I have no problem using the word “Christian” in secular (or at least non-Catholic company) to refer to members of the so-called quasi-Christian sects (assuming they themselves do not object to being called Christians), and then when in Catholic, Orthodox, or Protestant company referring to them as non-Christians. The key is recognizing your target audience and properly augmenting your word choice to get your message across.
I’ve seen some Catholics argue that the term “Catholic” can only properly be used in regards to things that are explicitly in communion with Rome, and such individuals would lump the SSPX, all Sedevecantists, and other quasi-Catholic groups as Protestant. This may work well in Catholic company, but surely if anyone in your audience is non-Catholic they would likely be confused as to why a group that denies all of the 5 Solas and embraces none of the Reformation theology is lumped together with actual Protestants. The point is the meaning of a word entirely depends on your audience’s usage, and insisting on strict uniformity of language is futile.

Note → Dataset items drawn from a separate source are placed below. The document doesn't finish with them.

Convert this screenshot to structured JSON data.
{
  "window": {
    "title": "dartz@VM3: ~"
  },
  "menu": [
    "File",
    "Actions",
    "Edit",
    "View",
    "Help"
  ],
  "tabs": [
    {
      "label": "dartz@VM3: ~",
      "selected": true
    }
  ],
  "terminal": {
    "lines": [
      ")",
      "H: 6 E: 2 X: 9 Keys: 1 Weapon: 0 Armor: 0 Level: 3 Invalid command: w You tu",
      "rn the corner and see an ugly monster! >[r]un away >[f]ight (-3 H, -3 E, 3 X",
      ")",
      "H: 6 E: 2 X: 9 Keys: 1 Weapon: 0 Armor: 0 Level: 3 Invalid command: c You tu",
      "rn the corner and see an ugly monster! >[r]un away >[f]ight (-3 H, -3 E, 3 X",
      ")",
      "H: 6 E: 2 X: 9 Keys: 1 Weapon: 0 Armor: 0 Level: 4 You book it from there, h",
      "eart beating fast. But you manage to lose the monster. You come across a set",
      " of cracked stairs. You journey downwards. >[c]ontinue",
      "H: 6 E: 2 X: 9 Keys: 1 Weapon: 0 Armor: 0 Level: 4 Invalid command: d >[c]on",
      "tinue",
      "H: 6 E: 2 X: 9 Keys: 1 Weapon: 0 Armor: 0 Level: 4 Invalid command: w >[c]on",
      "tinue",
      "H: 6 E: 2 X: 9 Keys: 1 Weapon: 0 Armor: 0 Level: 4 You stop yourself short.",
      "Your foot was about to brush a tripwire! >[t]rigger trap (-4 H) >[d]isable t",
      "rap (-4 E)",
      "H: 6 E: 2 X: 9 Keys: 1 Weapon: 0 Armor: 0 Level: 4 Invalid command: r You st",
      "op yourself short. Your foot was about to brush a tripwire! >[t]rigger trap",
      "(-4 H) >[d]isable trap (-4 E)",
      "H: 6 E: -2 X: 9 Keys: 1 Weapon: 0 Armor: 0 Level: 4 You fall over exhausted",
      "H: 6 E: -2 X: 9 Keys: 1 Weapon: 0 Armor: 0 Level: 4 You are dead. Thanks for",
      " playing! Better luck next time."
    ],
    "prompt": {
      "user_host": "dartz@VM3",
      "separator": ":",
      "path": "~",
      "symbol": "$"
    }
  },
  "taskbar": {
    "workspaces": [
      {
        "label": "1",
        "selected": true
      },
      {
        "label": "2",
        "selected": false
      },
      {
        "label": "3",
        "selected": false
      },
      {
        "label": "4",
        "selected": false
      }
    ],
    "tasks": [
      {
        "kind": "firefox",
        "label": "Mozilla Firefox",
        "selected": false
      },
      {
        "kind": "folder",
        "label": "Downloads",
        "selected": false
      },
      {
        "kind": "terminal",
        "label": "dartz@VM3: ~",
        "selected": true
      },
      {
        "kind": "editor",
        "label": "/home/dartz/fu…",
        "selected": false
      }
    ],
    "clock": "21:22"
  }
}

If, on the other hand, I found myself in a purely academic argument with another person on the utility of using one definition of the word over another, and I was attempting to persuade them to embrace the Catholic definition, I would first limit the scope to Nicene Christians. A Christian is a person who affirms the Nicene Creed, either explicitly or implicitly. I’d argue that this is a historically tenable position as every Christian community in existence today that can trace its lineage back to the 4th century affirmed the Nicene Creed. By this standard of historicity, it becomes a matter of objectivity to say that 21st century “Christians” who cannot affirm the Nicene Creed are functionally non-Christian. This definition of “Christian” that I’m using will obviously exclude even more than merely the Mormons and Jehovah’s Witnesses, but so be it. I cannot at the present time think of a more objective standard by which to judge the Christianity of a denomination (lest I run into all the theoretical problems that arise in self identification that the OP presented with regards to Mormons and Muslims).